Director Peter Rothstein keeps the action closer to Main Street than to amateur night at the Gay 90's. Wagner, a big guy with expressive features, rolls his eyes as if he were struck by the vapors, and Goranson spends stretches of the first act sporting a wig that seems liable to leap off his head and attack someone in the front row. Wake a Rotarian from his customary slumber and he'll plunge himself with vigor into what we know today as "an alternative lifestyle." Even if it's for a good cause, the menfolk may be exhibiting a bit too much vigor, or so argues Miles's wife, Dorothy. (Greta Gosch manhandles the part with a matronly skepticism and an accent as broad as Mille Lacs.)
Though transvestites are usually straight—ask Mrs. Doubfire!—Casper is the exception. He becomes entirely smitten with True, who only has eyes only for comely makeup artist Lorna (Angie Haigh).
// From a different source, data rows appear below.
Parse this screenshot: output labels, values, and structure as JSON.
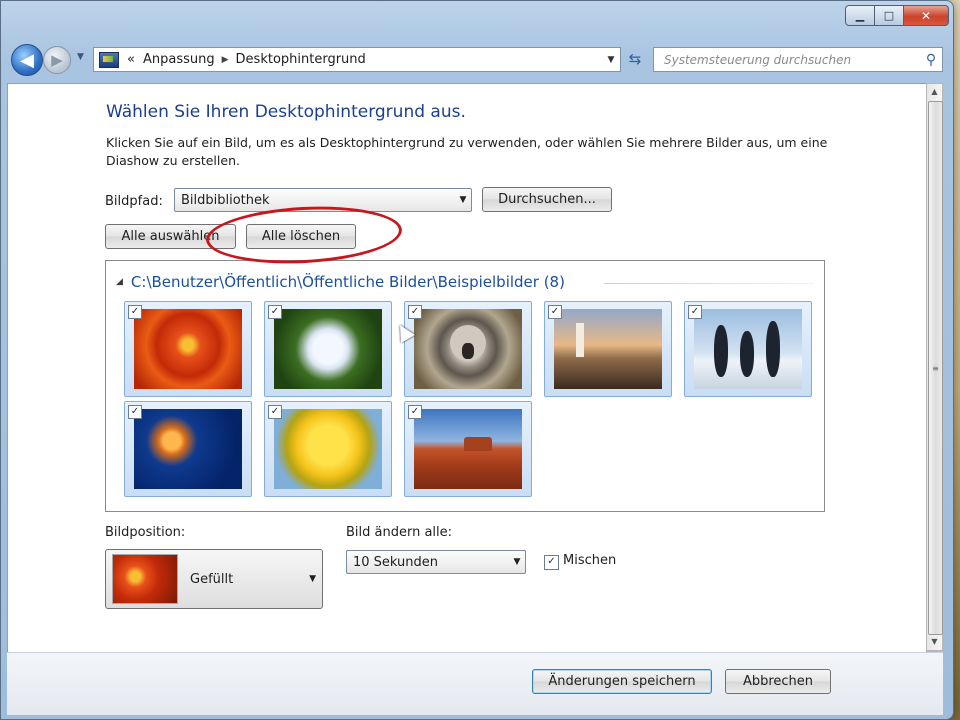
{
  "window": {
    "controls": {
      "minimize": "▁",
      "maximize": "□",
      "close": "✕"
    }
  },
  "toolbar": {
    "back_icon": "◀",
    "forward_icon": "▶",
    "breadcrumb_prefix": "«",
    "breadcrumb": [
      "Anpassung",
      "Desktophintergrund"
    ],
    "search_placeholder": "Systemsteuerung durchsuchen"
  },
  "main": {
    "heading": "Wählen Sie Ihren Desktophintergrund aus.",
    "description": "Klicken Sie auf ein Bild, um es als Desktophintergrund zu verwenden, oder wählen Sie mehrere Bilder aus, um eine Diashow zu erstellen.",
    "path_label": "Bildpfad:",
    "path_value": "Bildbibliothek",
    "browse_button": "Durchsuchen...",
    "select_all_button": "Alle auswählen",
    "clear_all_button": "Alle löschen",
    "group_header": "C:\\Benutzer\\Öffentlich\\Öffentliche Bilder\\Beispielbilder (8)",
    "images": [
      {
        "name": "chrysanthemum",
        "checked": true
      },
      {
        "name": "hydrangeas",
        "checked": true
      },
      {
        "name": "koala",
        "checked": true
      },
      {
        "name": "lighthouse",
        "checked": true
      },
      {
        "name": "penguins",
        "checked": true
      },
      {
        "name": "jellyfish",
        "checked": true
      },
      {
        "name": "tulips",
        "checked": true
      },
      {
        "name": "desert",
        "checked": true
      }
    ],
    "position_label": "Bildposition:",
    "position_value": "Gefüllt",
    "interval_label": "Bild ändern alle:",
    "interval_value": "10 Sekunden",
    "shuffle_label": "Mischen",
    "shuffle_checked": true
  },
  "footer": {
    "save_button": "Änderungen speichern",
    "cancel_button": "Abbrechen"
  },
  "colors": {
    "heading": "#1a3f8e",
    "group_header": "#1a4f9e",
    "annotation": "#c8161d"
  }
}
The gay subtext of the story generally eludes everyone, save for director Zina (Suzanne Warmanen), who takes Casper aside and delivers a lecture on the wider world and his better prospects in it should he find the courage to leave the sticks.
A makeup artist? A director from the outside world? Jeez, that's a hell of a budget for community theater. As you may have gleaned, Harrison doesn't shy from inserting elements of the fantastic, and by the second act things have gone into the realm of the conceptual. The play within the play begins to bleed over into real life, as our boys lose themselves completely within their characters. Christopher lightens this stretch with a hilariously hysterical Greta; Wagner's transformation into an undead hag is another highlight.
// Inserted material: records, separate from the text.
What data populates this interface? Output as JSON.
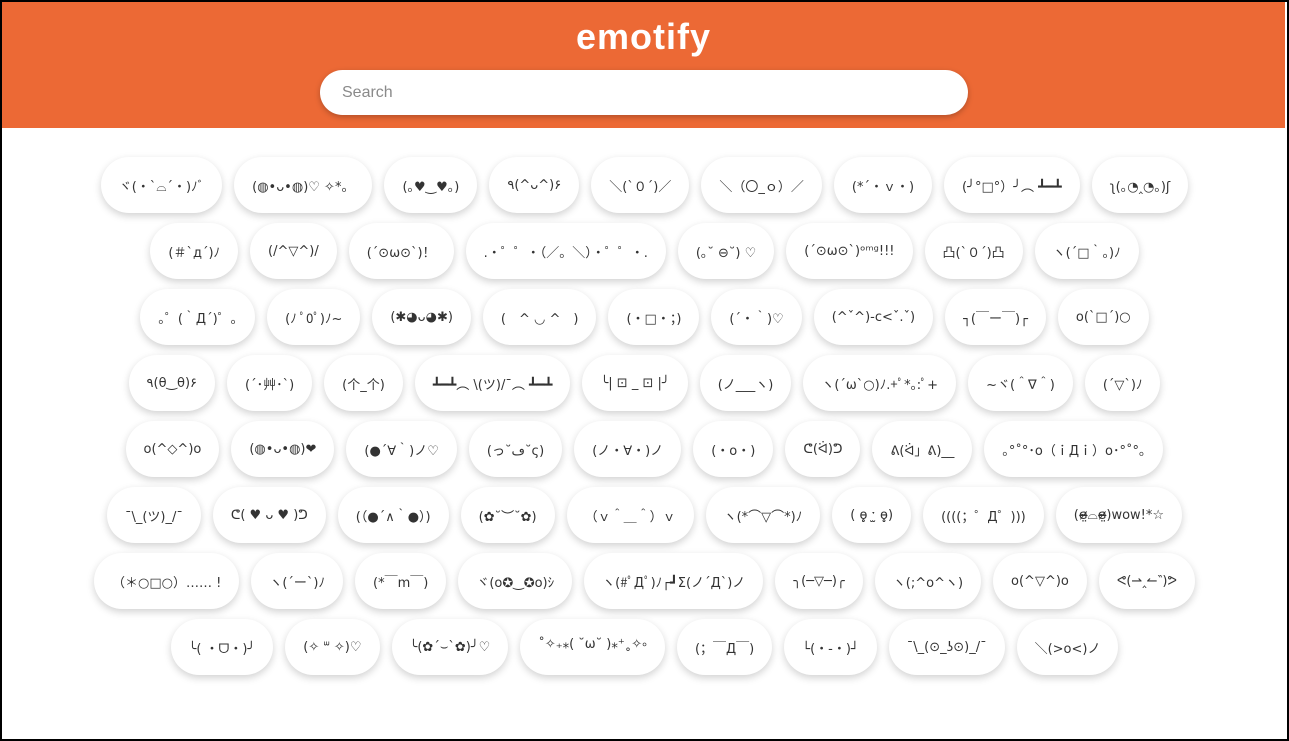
{
  "app": {
    "title": "emotify"
  },
  "search": {
    "placeholder": "Search"
  },
  "colors": {
    "header_bg": "#EC6935",
    "chip_bg": "#FFFFFF",
    "text": "#333333"
  },
  "rows": [
    [
      "ヾ(・`⌓´・)ﾉﾞ",
      "(◍•ᴗ•◍)♡ ✧*。",
      "(｡♥‿♥｡)",
      "٩(^ᴗ^)۶",
      "＼(`０´)／",
      "＼（〇_ｏ）／",
      "(*´・ｖ・)",
      "(╯°□°）╯︵ ┻━┻",
      "ʅ(｡◔‸◔｡)ʃ"
    ],
    [
      "(＃`д´)ﾉ",
      "(/^▽^)/",
      "(´⊙ω⊙`)！",
      ".・゜゜・（／。＼）・゜゜・.",
      "(｡˘ ⊖˘) ♡",
      "(´⊙ω⊙`)ᵒᵐᵍ!!!",
      "凸(`０´)凸",
      "ヽ(´□｀。)ﾉ"
    ],
    [
      "｡゜(｀Д´)゜｡",
      "(ﾉ ﾟ0ﾟ)ﾉ~",
      "(✱◕ᴗ◕✱)",
      "(　^ ◡ ^　)",
      "(・□・；)",
      "(´・｀)♡",
      "(^ˇ^)-c<ˇ.ˇ)",
      "┐(￣ー￣)┌",
      "o(`□´)○"
    ],
    [
      "٩(θ‿θ)۶",
      "(´･艸･`)",
      "(个_个)",
      "┻━┻︵ \\(ツ)/¯︵ ┻━┻",
      "╰| ⊡ _ ⊡ |╯",
      "(ノ___ヽ)",
      "ヽ(´ω`○)ﾉ.+ﾟ*｡:ﾟ+",
      "~ヾ(＾∇＾)",
      "(´▽`)ﾉ"
    ],
    [
      "o(^◇^)o",
      "(◍•ᴗ•◍)❤",
      "(●´∀｀)ノ♡",
      "(っ˘ڡ˘ς)",
      "(ノ・∀・)ノ",
      "(・o・)",
      "ᕦ(ᐛ)ᕤ",
      "ᕕ(ᐛ」ᕕ)__",
      "｡°˚°･o（ｉДｉ）o･°˚°｡"
    ],
    [
      "¯\\_(ツ)_/¯",
      "ᕦ( ♥ ᴗ ♥ )ᕤ",
      "(（●´∧｀●）)",
      "(✿˘︶˘✿)",
      "（ｖ＾＿＾）ｖ",
      "ヽ(*⌒▽⌒*)ﾉ",
      "( ɵ̥̥ ˑ̫ ɵ̥̥)",
      "((((；゜Д゜)))",
      "(ɞ̴̶̷̤⌓ɞ̴̶̷̤)wow!*☆"
    ],
    [
      "（＊○□○）…… !",
      "ヽ(´ー`)ﾉ",
      "(*￣m￣)",
      "ヾ(o✪‿✪o)ｼ",
      "ヽ(#ﾟДﾟ)ﾉ┌┛Σ(ノ´Д`)ノ",
      "╮(─▽─)╭",
      "ヽ(;^o^ヽ)",
      "o(^▽^)o",
      "ᕙ(⇀‸↼‶)ᕗ"
    ],
    [
      "╰( ・ᗜ・)╯",
      "(✧ ᐜ ✧)♡",
      "╰(✿´⌣`✿)╯♡",
      "˚✧₊⁎( ˘ω˘ )⁎⁺˳✧༚",
      "(；￣Д￣)",
      "└(・-・)┘",
      "¯\\_(⊙_ʖ⊙)_/¯",
      "＼(>o<)ノ"
    ]
  ]
}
But it doesn't stop there. Soon the female actresses assume the male roles, and romantic couples exchange identities entirely. There's a setback when Dorothy betrays the company to protest the godlessness of it all. But then every show about a show needs to have a subplot about someone trying to bring down the curtains. It's folksy! It's cliché! It's transgressive! By this point Harrison's show seems in danger of crawling up its own, well, aspirations.
It doesn't happen, though, as the actors refuse to stray too far into this Midwestern night's dream, lest they lose the goodwill of the audience along the way. Finally, Grosch takes the stage with an accordion to deliver a weird, endearing song about the facets of ourselves that we hide from one another, no matter how much they might be allowed to shine if they were revealed. It is an apt conclusion to a work about the hidden corners of our selves, and how much our identities bleed over into those of our loved ones.
Or, if you like, you can simply enjoy the sight of a middle-aged man in zombie drag hissing at the audience. It goes both ways.